I can check the temps, but what values should I be looking for?
This old beast doesn't have a oil pressure guage, how will I know it's pushing 700 psi unless I modify a line to install a guage? My laser temp reader should be able to pin point a temp on the outflow lines an inch from the head.

I got a PM from another member, he said #1 is probably good to go with just a valve change. That one is usually the longest lasting one. He also said I should plan to change the valves in #2 and #3. The piston free floats nicely in #3, I'm not sure it needs changing.

If I have to put a new piston and sleeve in #3 plus the valves, I'm still way ahead. Let's just say I got a deal on it and that amount of money would be very reasonable for a 5 CFM unit.
 
If anyone would know part numbers for this unit, that would be a huge help!
#2 valves?
#3 valves?
#3 Piston and Liner?

Looking at another site, I see complete #3 head available. But, I wonder if a new head would be compatible as a direct replacement?
 
Approximate pressures:
1, 100 psi
2, 750 psi
3, 3200 psi

Temp: Not necessary to measure actual temps at this point, however;
Head intake pipe should be warm, exhaust pipe should be hot



#3 head
discharge valve, 7780K
intake valve, 7790K

#1 head
discharge valve (assembly), ND228K
intake valve plate, 9884, O ring, N2169

#3 piston/liner 12094K

#2 head,
Intake valve (assembly), ND319K
discharge valve (assembly), HD228K

Original numbers from 1974.
Bauer may not be familiar with these numbers and it may be necessary to give full information about your unit directly to head of service dept or ship old parts to them or carry in person.

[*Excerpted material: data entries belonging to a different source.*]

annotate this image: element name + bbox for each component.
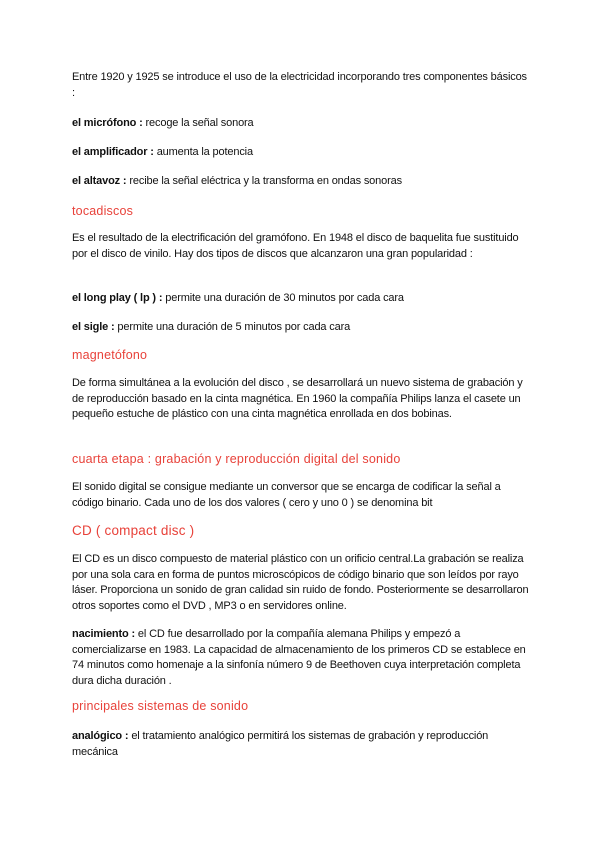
term-label: el long play ( lp ) : xyxy=(72,292,163,304)
term-label: nacimiento : xyxy=(72,628,135,640)
cuarta-etapa-paragraph: El sonido digital se consigue mediante un conversor que se encarga de codificar la señal a código binario. Cada uno de los dos valores ( cero y uno 0 ) se denomina bit xyxy=(72,481,501,509)
term-label: el amplificador : xyxy=(72,146,154,158)
term-desc: recoge la señal sonora xyxy=(142,117,254,129)
heading-cd: CD ( compact disc ) xyxy=(72,523,195,538)
component-microfono xyxy=(72,116,532,132)
term-desc: recibe la señal eléctrica y la transforma en ondas sonoras xyxy=(126,175,402,187)
tocadiscos-paragraph: Es el resultado de la electrificación del gramófono. En 1948 el disco de baquelita fue sustituido por el disco de vinilo. Hay dos tipos de discos que alcanzaron una gran popularidad : xyxy=(72,232,519,260)
intro-paragraph xyxy=(72,70,532,101)
term-desc: permite una duración de 30 minutos por cada cara xyxy=(162,292,404,304)
component-altavoz xyxy=(72,174,532,190)
term-desc: el tratamiento analógico permitirá los sistemas de grabación y reproducción mecánica xyxy=(72,730,489,758)
heading-magnetofono: magnetófono xyxy=(72,348,148,362)
analogico-paragraph xyxy=(72,729,532,760)
term-desc: el CD fue desarrollado por la compañía alemana Philips y empezó a comercializarse en 1983. La capacidad de almacenamiento de los primeros CD se establece en 74 minutos como homenaje a la sinfonía número 9 de Beethoven cuya interpretación completa dura dicha duración . xyxy=(72,628,526,687)
term-desc: aumenta la potencia xyxy=(153,146,253,158)
term-desc: permite una duración de 5 minutos por cada cara xyxy=(114,321,351,333)
heading-tocadiscos: tocadiscos xyxy=(72,204,134,218)
nacimiento-paragraph xyxy=(72,627,532,689)
magnetofono-paragraph: De forma simultánea a la evolución del disco , se desarrollará un nuevo sistema de grabación y de reproducción basado en la cinta magnética. En 1960 la compañía Philips lanza el casete un pequeño estuche de plástico con una cinta magnética enrollada en dos bobinas. xyxy=(72,377,523,421)
cd-paragraph: El CD es un disco compuesto de material plástico con un orificio central.La grabación se realiza por una sola cara en forma de puntos microscópicos de código binario que son leídos por rayo láser. Proporciona un sonido de gran calidad sin ruido de fondo. Posteriormente se desarrollaron otros soportes como el DVD , MP3 o en servidores online. xyxy=(72,553,529,612)
term-label: analógico : xyxy=(72,730,129,742)
item-sigle xyxy=(72,320,532,336)
term-label: el altavoz : xyxy=(72,175,127,187)
term-label: el micrófono : xyxy=(72,117,143,129)
item-long-play xyxy=(72,291,532,307)
heading-cuarta-etapa: cuarta etapa : grabación y reproducción digital del sonido xyxy=(72,452,401,466)
component-amplificador xyxy=(72,145,532,161)
heading-sistemas: principales sistemas de sonido xyxy=(72,699,249,713)
term-label: el sigle : xyxy=(72,321,115,333)
intro-text: Entre 1920 y 1925 se introduce el uso de la electricidad incorporando tres componentes básicos : xyxy=(72,71,527,99)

You need to purchase a 1500 psi, back mount, oil filled gauge from EBay. Special fittings are needed to connect to air compressor. This fitting and very thin tube are available from Bauer. The tube and fitting connect to the same location occupied by the oil/air purge next to the oil pressure regulator. The oil/air purge is removed and the oil tube is screwed into that base fitting.